Crítica Portuguesa

6.4.06

Kubrick, Clarke, Evolução e Intelligent Design



Declaração de interesses: sou Deísta.

No dia que se seguiu ao anúncio da descoberta de fósseis de um nosso antepassado, que estabelecem e documentam a transição dos animais marinhos para terrestres, senti-me adicionalmente motivado para esta reflexão sobre a problemática acesa nos nosso tempos que opõe os partidários da Teoria da Evolução, e o que se tem convencionado chamar Intelligent Design (ID), ou Desenho Inteligente.

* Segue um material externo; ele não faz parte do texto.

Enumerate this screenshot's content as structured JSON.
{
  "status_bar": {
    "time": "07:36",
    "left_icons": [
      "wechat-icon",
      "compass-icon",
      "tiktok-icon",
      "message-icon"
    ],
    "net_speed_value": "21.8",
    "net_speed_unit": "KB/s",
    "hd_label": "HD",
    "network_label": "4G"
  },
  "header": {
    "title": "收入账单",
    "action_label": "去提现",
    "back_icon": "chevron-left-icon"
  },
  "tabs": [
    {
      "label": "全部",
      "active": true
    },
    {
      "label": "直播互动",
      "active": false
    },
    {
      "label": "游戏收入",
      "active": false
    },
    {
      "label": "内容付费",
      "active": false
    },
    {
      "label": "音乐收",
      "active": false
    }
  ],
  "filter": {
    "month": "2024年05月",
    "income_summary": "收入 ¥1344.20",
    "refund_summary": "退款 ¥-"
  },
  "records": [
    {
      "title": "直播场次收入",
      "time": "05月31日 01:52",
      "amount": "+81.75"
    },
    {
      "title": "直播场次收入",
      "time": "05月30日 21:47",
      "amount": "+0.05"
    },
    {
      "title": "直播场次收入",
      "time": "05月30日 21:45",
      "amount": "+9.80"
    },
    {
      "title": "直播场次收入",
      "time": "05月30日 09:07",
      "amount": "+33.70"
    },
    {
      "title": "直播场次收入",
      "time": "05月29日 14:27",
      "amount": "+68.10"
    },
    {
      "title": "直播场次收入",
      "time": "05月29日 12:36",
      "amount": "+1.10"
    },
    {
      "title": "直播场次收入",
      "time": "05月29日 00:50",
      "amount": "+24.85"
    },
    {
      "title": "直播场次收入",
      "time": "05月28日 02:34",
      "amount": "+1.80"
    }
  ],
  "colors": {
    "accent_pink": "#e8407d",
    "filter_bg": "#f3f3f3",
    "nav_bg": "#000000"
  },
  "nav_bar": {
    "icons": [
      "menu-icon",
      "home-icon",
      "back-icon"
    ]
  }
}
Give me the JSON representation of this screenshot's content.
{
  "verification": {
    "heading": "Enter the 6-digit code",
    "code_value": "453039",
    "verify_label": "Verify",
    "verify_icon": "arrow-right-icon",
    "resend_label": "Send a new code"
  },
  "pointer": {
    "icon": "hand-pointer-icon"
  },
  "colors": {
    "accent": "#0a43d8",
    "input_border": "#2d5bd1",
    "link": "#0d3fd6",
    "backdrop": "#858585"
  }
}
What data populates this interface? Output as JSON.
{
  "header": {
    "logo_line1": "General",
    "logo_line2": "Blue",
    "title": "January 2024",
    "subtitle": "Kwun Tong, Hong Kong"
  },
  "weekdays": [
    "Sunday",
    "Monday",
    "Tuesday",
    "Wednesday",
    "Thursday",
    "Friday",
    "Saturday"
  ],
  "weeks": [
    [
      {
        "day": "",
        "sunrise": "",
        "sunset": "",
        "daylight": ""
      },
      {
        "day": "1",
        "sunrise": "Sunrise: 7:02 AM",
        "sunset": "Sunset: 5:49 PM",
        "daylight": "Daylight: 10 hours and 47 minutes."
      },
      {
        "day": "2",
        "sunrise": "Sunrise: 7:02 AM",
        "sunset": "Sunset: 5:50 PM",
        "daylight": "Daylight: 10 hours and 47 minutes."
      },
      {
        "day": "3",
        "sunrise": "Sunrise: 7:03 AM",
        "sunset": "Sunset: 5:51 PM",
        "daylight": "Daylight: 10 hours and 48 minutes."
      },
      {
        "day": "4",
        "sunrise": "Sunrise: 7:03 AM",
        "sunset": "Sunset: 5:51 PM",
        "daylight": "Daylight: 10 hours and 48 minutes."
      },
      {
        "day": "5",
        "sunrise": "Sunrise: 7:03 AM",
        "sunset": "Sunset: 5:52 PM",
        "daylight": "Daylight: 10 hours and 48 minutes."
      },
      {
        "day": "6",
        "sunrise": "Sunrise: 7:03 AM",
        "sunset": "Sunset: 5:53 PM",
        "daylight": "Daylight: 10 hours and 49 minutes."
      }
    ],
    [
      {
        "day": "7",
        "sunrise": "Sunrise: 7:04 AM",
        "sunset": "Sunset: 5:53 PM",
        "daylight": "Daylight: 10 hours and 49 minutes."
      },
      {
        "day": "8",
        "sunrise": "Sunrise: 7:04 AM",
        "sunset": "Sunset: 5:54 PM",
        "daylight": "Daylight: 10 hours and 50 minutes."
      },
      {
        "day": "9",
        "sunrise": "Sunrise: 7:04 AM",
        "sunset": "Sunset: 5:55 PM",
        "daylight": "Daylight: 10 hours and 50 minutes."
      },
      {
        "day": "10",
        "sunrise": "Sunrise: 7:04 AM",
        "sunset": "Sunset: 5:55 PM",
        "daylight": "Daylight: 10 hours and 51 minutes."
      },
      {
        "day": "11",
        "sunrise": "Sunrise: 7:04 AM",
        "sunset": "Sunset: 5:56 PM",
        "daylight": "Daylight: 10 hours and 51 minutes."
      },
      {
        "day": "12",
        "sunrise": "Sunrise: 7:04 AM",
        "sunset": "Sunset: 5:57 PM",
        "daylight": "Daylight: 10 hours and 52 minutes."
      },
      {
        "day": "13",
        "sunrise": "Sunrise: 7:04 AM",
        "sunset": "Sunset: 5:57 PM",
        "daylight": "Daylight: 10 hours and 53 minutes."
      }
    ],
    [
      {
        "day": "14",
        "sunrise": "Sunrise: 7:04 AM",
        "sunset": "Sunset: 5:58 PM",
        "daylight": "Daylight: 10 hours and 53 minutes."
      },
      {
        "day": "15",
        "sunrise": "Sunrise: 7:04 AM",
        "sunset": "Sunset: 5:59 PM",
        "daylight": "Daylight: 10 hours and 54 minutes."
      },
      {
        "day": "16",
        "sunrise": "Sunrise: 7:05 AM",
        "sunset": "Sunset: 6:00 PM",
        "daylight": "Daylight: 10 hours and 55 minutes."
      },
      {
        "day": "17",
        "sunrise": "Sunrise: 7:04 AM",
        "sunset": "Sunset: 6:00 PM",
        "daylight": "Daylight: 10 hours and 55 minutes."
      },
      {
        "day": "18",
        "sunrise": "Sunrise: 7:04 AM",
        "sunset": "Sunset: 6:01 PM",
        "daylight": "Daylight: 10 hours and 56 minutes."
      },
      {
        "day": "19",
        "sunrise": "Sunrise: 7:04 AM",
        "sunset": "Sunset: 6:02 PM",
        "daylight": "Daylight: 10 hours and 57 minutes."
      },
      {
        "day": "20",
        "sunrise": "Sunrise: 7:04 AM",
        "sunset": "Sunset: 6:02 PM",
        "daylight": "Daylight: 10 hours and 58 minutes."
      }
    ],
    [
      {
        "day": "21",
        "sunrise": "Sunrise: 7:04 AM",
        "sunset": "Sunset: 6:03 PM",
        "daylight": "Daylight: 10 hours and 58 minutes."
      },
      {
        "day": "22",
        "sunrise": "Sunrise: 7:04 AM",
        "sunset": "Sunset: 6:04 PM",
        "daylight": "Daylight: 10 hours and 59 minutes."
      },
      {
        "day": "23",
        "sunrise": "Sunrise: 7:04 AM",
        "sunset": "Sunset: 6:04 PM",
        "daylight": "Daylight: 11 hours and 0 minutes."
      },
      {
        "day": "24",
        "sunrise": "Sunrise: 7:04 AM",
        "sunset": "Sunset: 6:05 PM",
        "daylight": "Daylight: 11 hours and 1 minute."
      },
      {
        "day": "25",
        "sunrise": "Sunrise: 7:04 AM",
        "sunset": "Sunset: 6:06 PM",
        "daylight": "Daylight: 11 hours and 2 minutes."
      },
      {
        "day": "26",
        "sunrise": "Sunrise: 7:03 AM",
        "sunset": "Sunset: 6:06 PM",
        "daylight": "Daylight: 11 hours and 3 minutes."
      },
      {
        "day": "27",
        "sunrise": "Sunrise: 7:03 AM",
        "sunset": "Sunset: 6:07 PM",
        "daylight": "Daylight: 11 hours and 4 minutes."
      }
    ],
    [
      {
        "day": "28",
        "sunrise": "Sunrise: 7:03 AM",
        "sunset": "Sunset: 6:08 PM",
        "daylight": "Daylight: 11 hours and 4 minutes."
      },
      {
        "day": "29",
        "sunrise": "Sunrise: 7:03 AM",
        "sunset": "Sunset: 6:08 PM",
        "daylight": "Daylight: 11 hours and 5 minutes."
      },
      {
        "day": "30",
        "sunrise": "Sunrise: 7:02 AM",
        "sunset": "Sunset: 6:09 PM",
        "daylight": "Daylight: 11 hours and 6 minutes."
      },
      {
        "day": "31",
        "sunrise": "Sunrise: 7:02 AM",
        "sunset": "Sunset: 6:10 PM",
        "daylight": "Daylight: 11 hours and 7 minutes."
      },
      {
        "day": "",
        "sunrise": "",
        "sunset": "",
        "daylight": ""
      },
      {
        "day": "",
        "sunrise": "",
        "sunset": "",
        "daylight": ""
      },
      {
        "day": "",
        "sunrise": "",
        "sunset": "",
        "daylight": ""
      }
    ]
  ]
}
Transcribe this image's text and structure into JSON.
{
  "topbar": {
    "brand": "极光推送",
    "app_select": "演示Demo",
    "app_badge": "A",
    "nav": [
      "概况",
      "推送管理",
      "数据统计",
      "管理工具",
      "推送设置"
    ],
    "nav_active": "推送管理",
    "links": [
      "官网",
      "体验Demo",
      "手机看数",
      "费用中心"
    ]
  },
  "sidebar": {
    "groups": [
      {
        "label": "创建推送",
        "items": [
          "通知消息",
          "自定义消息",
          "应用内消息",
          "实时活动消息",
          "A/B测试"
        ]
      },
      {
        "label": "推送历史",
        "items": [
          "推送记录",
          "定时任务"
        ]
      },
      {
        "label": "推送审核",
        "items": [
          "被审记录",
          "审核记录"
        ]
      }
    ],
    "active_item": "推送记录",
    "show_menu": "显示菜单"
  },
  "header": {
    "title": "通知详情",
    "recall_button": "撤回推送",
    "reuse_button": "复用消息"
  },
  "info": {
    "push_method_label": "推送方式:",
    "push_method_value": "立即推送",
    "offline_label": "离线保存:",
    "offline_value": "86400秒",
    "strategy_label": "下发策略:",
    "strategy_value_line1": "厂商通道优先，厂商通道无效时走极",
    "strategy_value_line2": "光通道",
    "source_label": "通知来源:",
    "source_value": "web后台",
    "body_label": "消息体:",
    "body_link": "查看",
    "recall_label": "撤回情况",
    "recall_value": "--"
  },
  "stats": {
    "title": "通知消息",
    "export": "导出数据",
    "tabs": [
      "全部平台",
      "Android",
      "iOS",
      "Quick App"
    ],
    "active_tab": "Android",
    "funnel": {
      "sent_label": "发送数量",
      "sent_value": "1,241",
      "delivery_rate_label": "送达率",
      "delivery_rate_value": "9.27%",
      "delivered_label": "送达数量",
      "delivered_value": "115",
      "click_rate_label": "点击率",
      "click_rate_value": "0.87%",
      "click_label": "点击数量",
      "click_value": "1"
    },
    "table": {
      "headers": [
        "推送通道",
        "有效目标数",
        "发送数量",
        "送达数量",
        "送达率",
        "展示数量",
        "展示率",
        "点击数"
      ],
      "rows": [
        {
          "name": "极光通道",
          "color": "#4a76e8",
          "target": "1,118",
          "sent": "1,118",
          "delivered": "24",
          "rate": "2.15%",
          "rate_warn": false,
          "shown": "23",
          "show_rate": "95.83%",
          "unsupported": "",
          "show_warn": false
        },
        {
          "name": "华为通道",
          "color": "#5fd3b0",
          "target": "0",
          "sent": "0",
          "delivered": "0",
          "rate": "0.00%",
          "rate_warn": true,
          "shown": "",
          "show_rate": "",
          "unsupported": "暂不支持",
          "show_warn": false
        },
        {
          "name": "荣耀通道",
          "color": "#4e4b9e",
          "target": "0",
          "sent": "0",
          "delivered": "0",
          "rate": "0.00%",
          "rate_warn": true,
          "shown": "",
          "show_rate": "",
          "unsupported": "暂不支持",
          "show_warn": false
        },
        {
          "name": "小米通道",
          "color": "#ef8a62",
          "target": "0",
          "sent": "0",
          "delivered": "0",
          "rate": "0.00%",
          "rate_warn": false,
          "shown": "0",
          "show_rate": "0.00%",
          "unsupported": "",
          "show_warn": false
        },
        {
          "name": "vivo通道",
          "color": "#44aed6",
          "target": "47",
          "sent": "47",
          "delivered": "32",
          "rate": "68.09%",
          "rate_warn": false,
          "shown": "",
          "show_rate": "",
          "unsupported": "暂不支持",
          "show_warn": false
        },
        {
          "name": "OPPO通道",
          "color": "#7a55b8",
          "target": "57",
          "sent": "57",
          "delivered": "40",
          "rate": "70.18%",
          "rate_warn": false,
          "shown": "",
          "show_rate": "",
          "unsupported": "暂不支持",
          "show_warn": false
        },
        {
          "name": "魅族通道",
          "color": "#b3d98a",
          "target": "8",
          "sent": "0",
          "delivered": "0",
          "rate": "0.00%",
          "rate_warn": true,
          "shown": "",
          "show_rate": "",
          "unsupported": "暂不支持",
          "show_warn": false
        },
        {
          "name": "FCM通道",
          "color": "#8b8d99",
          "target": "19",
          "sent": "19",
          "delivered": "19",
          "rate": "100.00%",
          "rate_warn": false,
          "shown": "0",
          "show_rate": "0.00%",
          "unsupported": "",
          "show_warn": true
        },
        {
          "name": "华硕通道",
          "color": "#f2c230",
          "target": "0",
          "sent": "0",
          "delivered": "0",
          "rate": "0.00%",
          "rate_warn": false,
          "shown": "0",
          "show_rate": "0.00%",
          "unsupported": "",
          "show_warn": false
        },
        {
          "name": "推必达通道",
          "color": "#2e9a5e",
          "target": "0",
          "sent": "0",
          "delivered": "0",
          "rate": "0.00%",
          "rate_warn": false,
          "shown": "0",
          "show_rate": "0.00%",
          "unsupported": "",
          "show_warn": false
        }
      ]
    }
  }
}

A análise tinha sido motivada já há algum tempo, no seguimento de um re-visionamento do brilhante 2001: Odisseia no Espaço, obra às vezes tão mal compreendida, amada e valorizada do mestre Stanley Kubrick. A história, fruto do trabalho conjunto de novelização de Kubrick e da Arthur C. Clarke, grande vulto da ficção científica alvo da minha particular predileção, começa por apresentar o prelúdio da civilização, em plena pré-história, o momento da transição de meros animais vulgares para seres com raciocínio minimamente elaborado e capazes de usar ferramentas. A transição é despoletada pelo contacto de uma das criaturas com um artefacto alienígena, um monolito negro de dimensões e execução perfeitas. Mais tarde, já no ano de 2001, é descoberto um novo monolito que lança um conjunto de homens em direcção da órbita de Jupiter, destino do sinal entretanto enviado pela misteriosa estrutura, culminando o filme com a transição de um dos membros da comitiva para um novo estágio de evolução, desprendido de materialidade física e com uma realidade de consciência pura.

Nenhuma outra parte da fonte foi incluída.